Computacenter übt sich im Prozessdenken

| Autor: Michael Hase

Applikations- und Prozess-Knowhow wird für Systemhäuser zunehmend wichtiger.
Applikations- und Prozess-Knowhow wird für Systemhäuser zunehmend wichtiger. (Bild: © k_yu - stock.adobe.com)

IT-Projekte werden zunehmend durch Fachbereiche angestoßen. Reiner Louis, Deutschlandchef von Computacenter, sieht daher die Notwendigkeit, die Prozesskompetenz des Systemhauses zu erweitern. Zudem möchte der Manager die Kundenbasis verbreitern.

Neue Horizonte gibt es selbst für ein etabliertes Systemhaus wie Computacenter zu entdecken. Nicht etwa in einem abseitigen Segment, sondern auf einem Kernkompetenzfeld, dem Workplace. So hat der Dienstleister in diesem Jahr seine Partnerschaft mit Apple deutlich erweitert. Als „Authorized Enterprise Reseller“ beliefert er nun große Kunden mit einem breiten Portfolio – von iPhone und iPad über MacBooks bis hin zu Workstations. Das Unternehmen mit Hauptsitz in Kerpen hat dafür sein Apple-Team weitergebildet, das jetzt alle Zertifikate des Herstellers besitzt.

Reiner Louis steht seit 2013 an der Spitze von Computacenter in Deutschland.
Reiner Louis steht seit 2013 an der Spitze von Computacenter in Deutschland. (Bild: Computacenter)

„Wir haben beide entschieden, dass wir ­gemeinsam das Geschäft intensivieren wollen und dass wir beide in die Zusammenarbeit ­investieren“, berichtet Reiner Louis, Sprecher der Geschäftsführung bei Computacenter Deutschland. „Apple drängt ins Enterprise-Segment, und wenn jemand Zugang dazu hat, sind wir das.“ Eine zweifellos richtige Selbsteinschätzung: Computacenter bedient Konzerne sowie Unternehmen aus dem gehobenen Mittelstand, und das extrem erfolgreich. Der britische ITK-Spezialist ist mit Erlösen von umgerechnet knapp fünf Milliarden Euro (2018), davon 2,1 Milliarden in Deutschland, das größte europäische Systemhaus.

Employee‘s Choice

Mit dem Ausbau des Apple-Geschäfts reagiert der Dienstleister auf einen Trend bei seinen Kunden. Während die einen nach wie vor Wert auf eine möglichst homogene Workplace-Infrastruktur legen, überlassen die anderen inzwischen ihren Mitarbeitern die Entscheidung darüber, mit welchen ­Geräten sie arbeiten möchten („Employee‘s Choice“). Wie Unternehmen auf diese ­Weise ihre Attraktivität als Arbeitgeber ­erhöhen, dazu berät Computacenter sie ebenso wie zu allen technischen Aspekten, beispielsweise zum Device Management oder zur Nutzung von Enterprise-Anwendungen auf Apple-Geräten.
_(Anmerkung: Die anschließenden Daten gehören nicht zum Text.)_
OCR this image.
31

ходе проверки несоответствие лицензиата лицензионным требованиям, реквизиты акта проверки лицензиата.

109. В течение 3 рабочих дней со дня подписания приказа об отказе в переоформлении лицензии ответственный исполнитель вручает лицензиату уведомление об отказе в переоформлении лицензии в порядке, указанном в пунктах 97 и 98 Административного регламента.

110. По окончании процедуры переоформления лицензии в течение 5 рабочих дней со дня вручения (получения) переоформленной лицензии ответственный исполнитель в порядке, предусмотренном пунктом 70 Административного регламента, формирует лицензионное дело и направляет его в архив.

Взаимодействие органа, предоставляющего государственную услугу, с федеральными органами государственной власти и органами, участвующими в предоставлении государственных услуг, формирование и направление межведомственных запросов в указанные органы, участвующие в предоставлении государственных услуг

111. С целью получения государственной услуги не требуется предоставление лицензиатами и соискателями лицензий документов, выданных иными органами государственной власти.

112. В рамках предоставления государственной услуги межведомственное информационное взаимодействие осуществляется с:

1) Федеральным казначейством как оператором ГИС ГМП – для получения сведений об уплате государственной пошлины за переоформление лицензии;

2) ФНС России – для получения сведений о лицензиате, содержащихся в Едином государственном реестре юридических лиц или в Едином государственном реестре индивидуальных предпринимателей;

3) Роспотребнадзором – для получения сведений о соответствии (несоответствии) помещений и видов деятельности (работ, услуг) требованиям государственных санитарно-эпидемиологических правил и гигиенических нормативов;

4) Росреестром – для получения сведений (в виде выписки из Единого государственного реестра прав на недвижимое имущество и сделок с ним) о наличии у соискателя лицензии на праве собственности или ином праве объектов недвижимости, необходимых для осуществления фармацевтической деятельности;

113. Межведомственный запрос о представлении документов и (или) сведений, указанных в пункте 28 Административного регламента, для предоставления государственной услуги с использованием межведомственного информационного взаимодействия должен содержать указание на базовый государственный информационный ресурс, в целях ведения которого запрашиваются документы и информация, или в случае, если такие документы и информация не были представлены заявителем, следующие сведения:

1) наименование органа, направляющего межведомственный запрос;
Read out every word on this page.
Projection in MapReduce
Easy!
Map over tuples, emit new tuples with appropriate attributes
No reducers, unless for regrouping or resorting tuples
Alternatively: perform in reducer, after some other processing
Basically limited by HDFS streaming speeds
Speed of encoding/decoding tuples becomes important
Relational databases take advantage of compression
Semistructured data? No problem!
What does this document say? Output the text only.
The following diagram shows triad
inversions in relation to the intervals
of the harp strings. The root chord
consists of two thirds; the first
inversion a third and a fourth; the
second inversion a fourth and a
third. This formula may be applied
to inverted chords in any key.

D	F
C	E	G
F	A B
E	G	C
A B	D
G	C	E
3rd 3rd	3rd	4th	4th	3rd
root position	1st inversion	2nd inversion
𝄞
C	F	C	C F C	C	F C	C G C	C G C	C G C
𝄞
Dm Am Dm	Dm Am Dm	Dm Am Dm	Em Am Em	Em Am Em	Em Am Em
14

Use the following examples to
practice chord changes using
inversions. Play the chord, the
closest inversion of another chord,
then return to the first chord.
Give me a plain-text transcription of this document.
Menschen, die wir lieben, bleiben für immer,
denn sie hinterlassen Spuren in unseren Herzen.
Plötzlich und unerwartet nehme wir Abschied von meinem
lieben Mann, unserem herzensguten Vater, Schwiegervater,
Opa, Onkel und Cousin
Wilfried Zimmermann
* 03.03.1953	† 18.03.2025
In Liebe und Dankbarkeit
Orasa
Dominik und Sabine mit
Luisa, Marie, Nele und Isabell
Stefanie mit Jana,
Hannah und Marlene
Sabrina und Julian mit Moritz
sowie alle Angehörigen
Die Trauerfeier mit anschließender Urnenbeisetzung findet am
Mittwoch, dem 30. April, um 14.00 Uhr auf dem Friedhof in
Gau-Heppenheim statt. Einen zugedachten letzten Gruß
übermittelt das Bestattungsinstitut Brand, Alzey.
Unabhängig vom Modern Workplace, der viele Facetten hat, die Unternehmenskultur, Organisation und Arbeitsstile betreffen, beobachtet Deutschlandchef Louis ­generell eine wachsende Bedeutung nichttechnischer Aspekte im Dienstleistungsgeschäft. Denn IT-Projekte werden in Zeiten der Digitalisierung vielfach nicht mehr durch die zentrale IT-Abteilung angestoßen. „Unsere Kunden verlagern Entscheidungs- und Designhoheit zunehmend in IT-fremde Fachbereiche.“ Deshalb spreche Computacenter immer häufiger mit Fachverantwortlichen und helfe ihnen, IT zu verstehen, damit sie sie sinnvoll in ihrer Line of Business einsetzen können.

End-to-End-Betrachtung

Dieser Paradigmenwechsel erfordert wiederum auf Seiten des Systemhauses ein tieferes Verständnis der spezifischen Abläufe bei Kunden – sowohl bei Unternehmen als auch bei Behörden, die für Computacenter ein wichtiges Segment bilden. Was dieses Verständnis angeht, hält es der Manager für notwendig, noch besser zu werden. „Wir müssen in der Lage sein, uns Geschäfts- und Verwaltungsprozesse anzuschauen und daraus abzuleiten, wie mögliche technische Lösungen dafür aussehen können.“ Die Anforderung der Kunden gehe zunehmend dahin, dass der Dienstleister sie vom Prozess bis hinunter zur Infrastruktur durchgängig berät. „Diese End-to-End-Betrachtung müssen wir leisten können. In der Hinsicht stehen wir zwar nicht mehr am Anfang. Wir sind aber definitiv noch nicht dort, wo wir hinwollen.“

Um zusätzliche Prozesskompetenz aufzubauen, will Louis in die Weiterbildung eigener Mitarbeiter und die Rekrutierung von Experten investieren. Darüber hinaus sieht er die Notwendigkeit, mit Beratungshäusern zu kooperieren, deren Schwerpunkt nicht auf IT, sondern auf Prozessen liegt. „Partnering hat mittlerweile eine neue Dimension angenommen. Auch ein so großer Dienstleister wie wir kann nicht mehr alle benötigten Skills in vollem Umfang selbst abdecken.“ Immerhin beschäftigt Computacenter in Deutschland fast 7.000 Mitarbeiter.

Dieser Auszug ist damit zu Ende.